In una notte lunga una vita, la Busacca si trova a fare i conti con il suo retaggio femminile, con quelle madri gotiche che sembrano uscite da un quadro di Goya: troppo intente a divorare pezzi di se per insegnare alle figlie il magico dono dell’arte femminile della tessitura.

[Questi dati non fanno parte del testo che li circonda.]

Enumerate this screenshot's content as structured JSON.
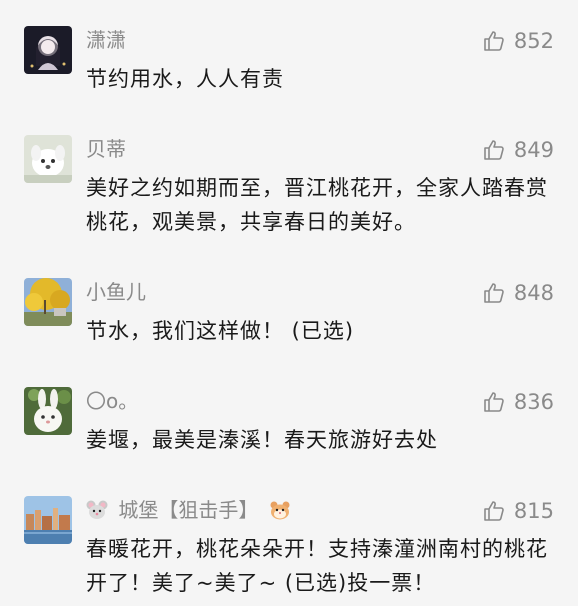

Intessere la propria tela con i fili del dolore.

E cosi la vita di Patrizia si interseca con quella della zia perduta, immersa nei fumi di una pazzia che ha origine proprio da questo modo forse errato o forse impreciso di considerare la femminilità sottomessa al finto potere che decide il destino.

Sottomesse all’idea di fatalismo, private del libero arbitrio e dello sguardo soave e compassionevole di Baubo, la divinità che partecipava alla crescita emotiva, fisica e biologica di ogni donna.

Quando il corpo cambia e strane pulsioni divengono quasi sussurri cacofonici.

Quando la vita sboccia e chiede di spandere la propria fragranza nel mondo.

Quando il corpo diventa non più tempio ma fardello da portare avanti con fatica è Baubo e il retaggio femminile a salvarci.

Patrizia lotta contro il suo corpo malato cosi come la zia tenta di non affogare nella sua mente danneggiata.

Ognuna nata in un periodo diverso tenta di sopravvivere al fato. Perché mente e corpo sono indissolubilmente legati, la sopravvivenza di uno, determina la rinascita dell’altro..

patirzia ha un male che le cambia il corpo.

Ed è difficile da accettare che qualcosa di strano e alieno con cui farei conti.

Non ho il cancro.

Ho avuto solo una miotectomia.

Una parola spaventosa per un intervento di routine.

Eppure mi sono ritrovata nelle parole di questa grande amazzone, quando guardava i cambiamenti e le ferite, che inevitabilmente stravolgevano la sua fisicità cosi come la sua interiorità.

So che la mia amata guerriera, madre sorella e amica non ce l’ha fatta.

Io si.

E questo significa che ho un dovere sacro, da portare avanti.

Farmi portavoce nel mio piccolo delle sue memorie.

Ho la cicatrice e il corpo totalmente modificato da un intervento salvifico che ho vissuto però, come una sorta di agguato terribile.

Guardo la cicatrice mentre leggo il testo e sono fiera di averla.

Anche se deturpa il corpo.

Anche se mi fa essere una donna che non conosco.

Patrizia e Linda da lassù mi aiutano.

E mi incoraggiano.

Perché il retaggio femminile anche se sbagliato è forte.

Donne che nonostante i pregiudizi non hanno ceduto.

Hanno portato avanti gravidanze e hanno seminato in noi, noi donne di oggi, la nostra speranza per il futuro.

E cosi oggi Patrizia sono anche io a ricordarti.

A ricordare quanto il dolore sia importante.

Sia fondamentale per costruire il nostro essere donne, guerriere, amazzoni e un po’ sognatrici.